CodeQL prompt injection QA checks became more concrete this week. On July 10, 2026, GitHub highlighted CodeQL 2.26.0, including a new JavaScript and TypeScript query named js/system-prompt-injection.
The practical point: CodeQL can now flag cases where untrusted user-provided values flow into an AI model’s system prompt. For teams building AI features, chat workflows, agent tools, or LLM-backed test helpers, this turns one important prompt-injection risk into something that can be scanned during code review.
What GitHub announced
- New AI security query: CodeQL 2.26.0 adds
js/system-prompt-injectionfor JavaScript and TypeScript projects. - Prompt-injection sinks expanded: GitHub says prompt-injection sinks now cover more OpenAI, Anthropic, and Google GenAI SDK APIs, including OpenAI Realtime session instructions and Google GenAI system instructions.
- Code scanning rollout: GitHub says new CodeQL versions are automatically deployed for GitHub code scanning on github.com, with the functionality planned for a future GitHub Enterprise Server release.
- Other security coverage: the release also adds Kotlin 2.4.0 support and improves analysis across C#, Go, Python, Swift, and GitHub Actions.
Why this matters for QA engineers
Prompt injection is no longer only a red-team exercise after an AI feature is built.
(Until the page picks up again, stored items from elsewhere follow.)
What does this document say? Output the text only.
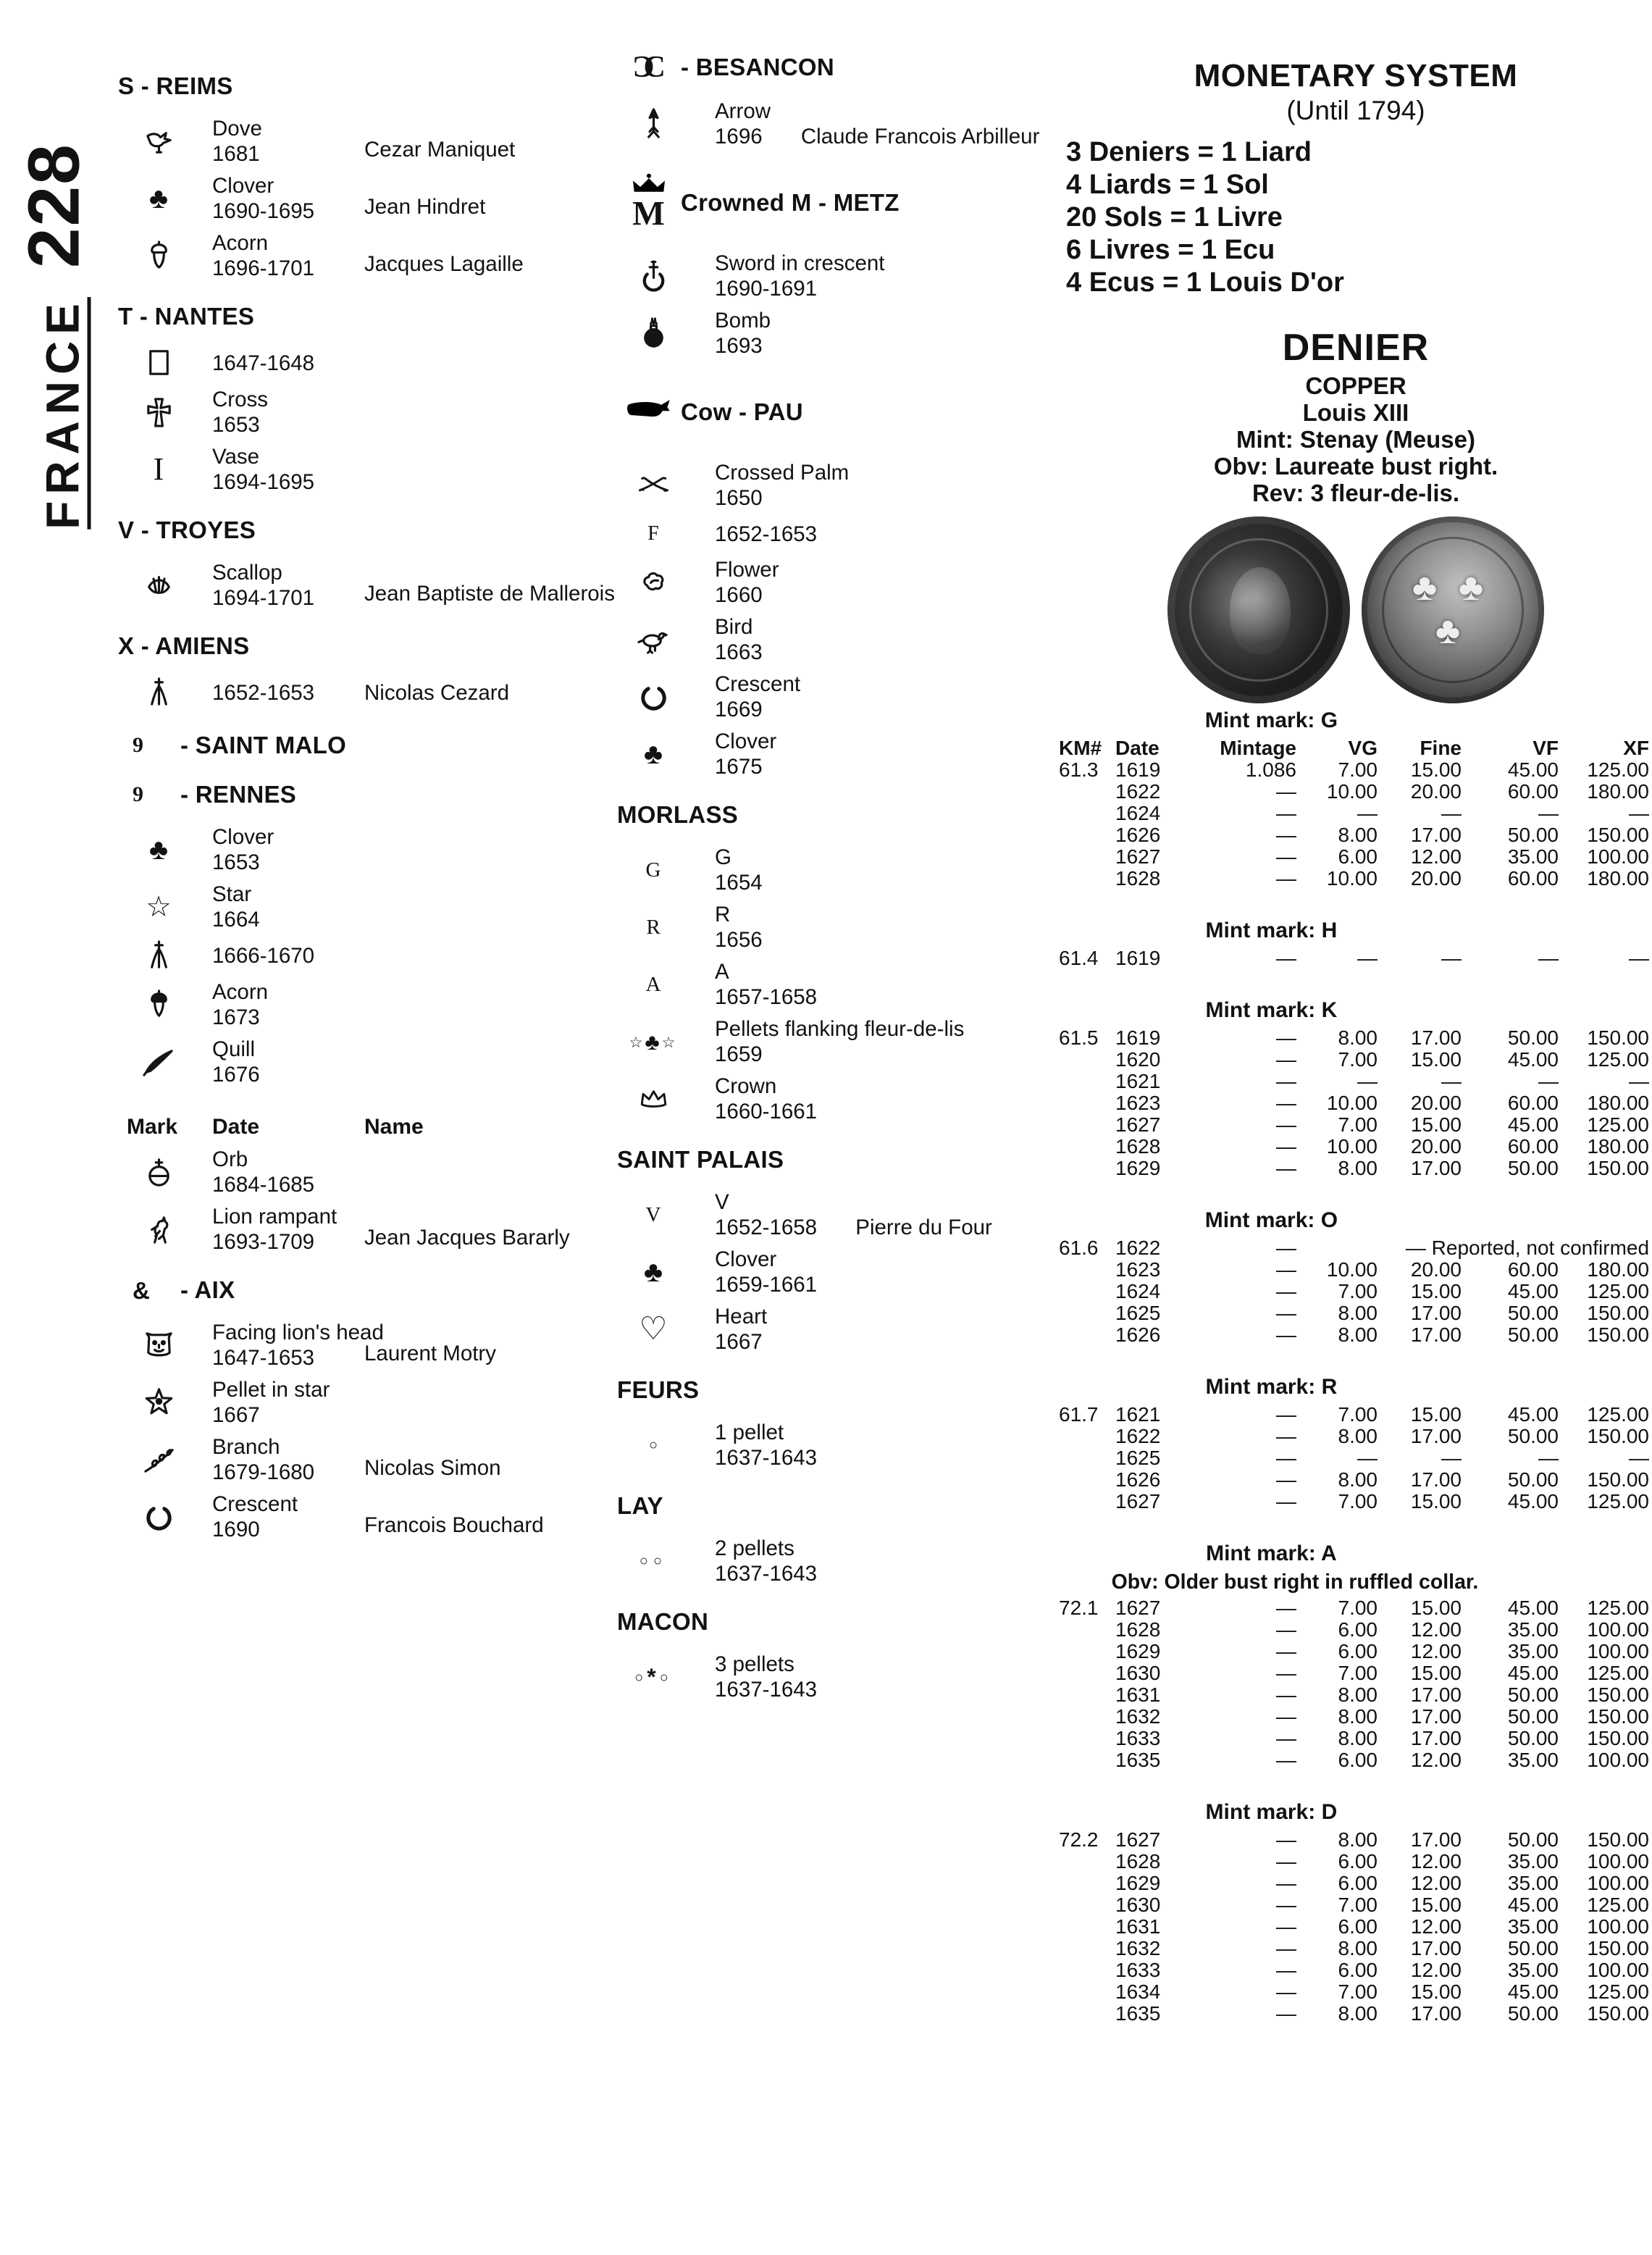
FRANCE
228
S - REIMS
Dove
1681	Cezar Maniquet
♣ Clover
1690-1695 Jean Hindret
Acorn
1696-1701 Jacques Lagaille
T - NANTES
1647-1648
Cross
1653
I Vase
1694-1695
V - TROYES
Scallop
1694-1701 Jean Baptiste de Mallerois
X - AMIENS
1652-1653 Nicolas Cezard
9 - SAINT MALO
9 - RENNES
♣ Clover
1653
☆ Star
1664
1666-1670
Acorn
1673
Quill
1676
Mark Date	Name
Orb
1684-1685
Lion rampant
1693-1709	Jean Jacques Bararly
& - AIX
Facing lion's head
1647-1653	Laurent Motry
Pellet in star
1667
Branch
1679-1680 Nicolas Simon
Crescent
1690	Francois Bouchard
ƆC	- BESANCON
Arrow
1696 Claude Francois Arbilleur
M Crowned M - METZ
Sword in crescent
1690-1691
Bomb
1693
Cow - PAU
Crossed Palm
1650
F	1652-1653
Flower
1660
Bird
1663
Crescent
1669
♣ Clover
1675
MORLASS
G
G
1654
R
R
1656
A
A
1657-1658
☆♣☆
Pellets flanking fleur-de-lis
1659
Crown
1660-1661
SAINT PALAIS
V
V
1652-1658 Pierre du Four
♣ Clover
1659-1661
♡ Heart
1667
FEURS
○
1 pellet
1637-1643
LAY
○○
2 pellets
1637-1643
MACON
○*○
3 pellets
1637-1643
MONETARY SYSTEM
(Until 1794)
3 Deniers = 1 Liard
4 Liards = 1 Sol
20 Sols = 1 Livre
6 Livres = 1 Ecu
4 Ecus = 1 Louis D'or
DENIER
COPPER
Louis XIII
Mint: Stenay (Meuse)
Obv: Laureate bust right.
Rev: 3 fleur-de-lis.
♣ ♣
♣
Mint mark: G
KM#	Date	Mintage	VG	Fine	VF	XF
61.3	1619	1.086	7.00	15.00	45.00	125.00
	1622	—	10.00	20.00	60.00	180.00
	1624	—	—	—	—	—
	1626	—	8.00	17.00	50.00	150.00
	1627	—	6.00	12.00	35.00	100.00
	1628	—	10.00	20.00	60.00	180.00
Mint mark: H
61.4	1619	—	—	—	—	—
Mint mark: K
61.5	1619	—	8.00	17.00	50.00	150.00
	1620	—	7.00	15.00	45.00	125.00
	1621	—	—	—	—	—
	1623	—	10.00	20.00	60.00	180.00
	1627	—	7.00	15.00	45.00	125.00
	1628	—	10.00	20.00	60.00	180.00
	1629	—	8.00	17.00	50.00	150.00
Mint mark: O
61.6	1622	—	— Reported, not confirmed			
	1623	—	10.00	20.00	60.00	180.00
	1624	—	7.00	15.00	45.00	125.00
	1625	—	8.00	17.00	50.00	150.00
	1626	—	8.00	17.00	50.00	150.00
Mint mark: R
61.7	1621	—	7.00	15.00	45.00	125.00
	1622	—	8.00	17.00	50.00	150.00
	1625	—	—	—	—	—
	1626	—	8.00	17.00	50.00	150.00
	1627	—	7.00	15.00	45.00	125.00
Mint mark: A
Obv: Older bust right in ruffled collar.
72.1	1627	—	7.00	15.00	45.00	125.00
	1628	—	6.00	12.00	35.00	100.00
	1629	—	6.00	12.00	35.00	100.00
	1630	—	7.00	15.00	45.00	125.00
	1631	—	8.00	17.00	50.00	150.00
	1632	—	8.00	17.00	50.00	150.00
	1633	—	8.00	17.00	50.00	150.00
	1635	—	6.00	12.00	35.00	100.00
Mint mark: D
72.2	1627	—	8.00	17.00	50.00	150.00
	1628	—	6.00	12.00	35.00	100.00
	1629	—	6.00	12.00	35.00	100.00
	1630	—	7.00	15.00	45.00	125.00
	1631	—	6.00	12.00	35.00	100.00
	1632	—	8.00	17.00	50.00	150.00
	1633	—	6.00	12.00	35.00	100.00
	1634	—	7.00	15.00	45.00	125.00
	1635	—	8.00	17.00	50.00	150.00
If user input can reach a system prompt, model instruction, cached content field, or agent instruction layer, QA teams need evidence that the application blocks or isolates that path.
- AI app reviews get earlier signal: QA and security reviewers can catch risky prompt construction before manual abuse testing starts.
- Test scope becomes clearer: a CodeQL alert can point testers to the exact flow that needs negative tests, sanitization checks, or design review.
- Agent workflows need guardrails: any AI agent that receives repository text, ticket content, chat messages, logs, or uploaded files should keep that untrusted content out of system-level instructions.
- CI can enforce review gates: teams using GitHub code scanning can turn these alerts into pull-request evidence for AI feature changes.
A practical QA checklist
- Confirm CodeQL scanning is enabled for JavaScript and TypeScript AI application repositories.
- Review any
js/system-prompt-injectionalert with the feature owner before treating it as a simple false positive. - Add negative tests where user-controlled text includes instruction-like content such as role changes, tool-use requests, data exfiltration requests, or policy override language.
- Check OpenAI, Anthropic, and Google GenAI integration code for places where user input is combined with system instructions or cached model context.
- Require a passing CodeQL/code-scanning result before merging AI workflow changes that touch prompt assembly, agent instructions, or tool permissions.
Bottom line
GitHub’s CodeQL 2.26.0 update is useful because it brings prompt-injection risk into normal static-analysis and pull-request workflows. QA engineers should use it as an early warning system, then pair it with targeted adversarial tests and runtime checks before trusting AI features in production.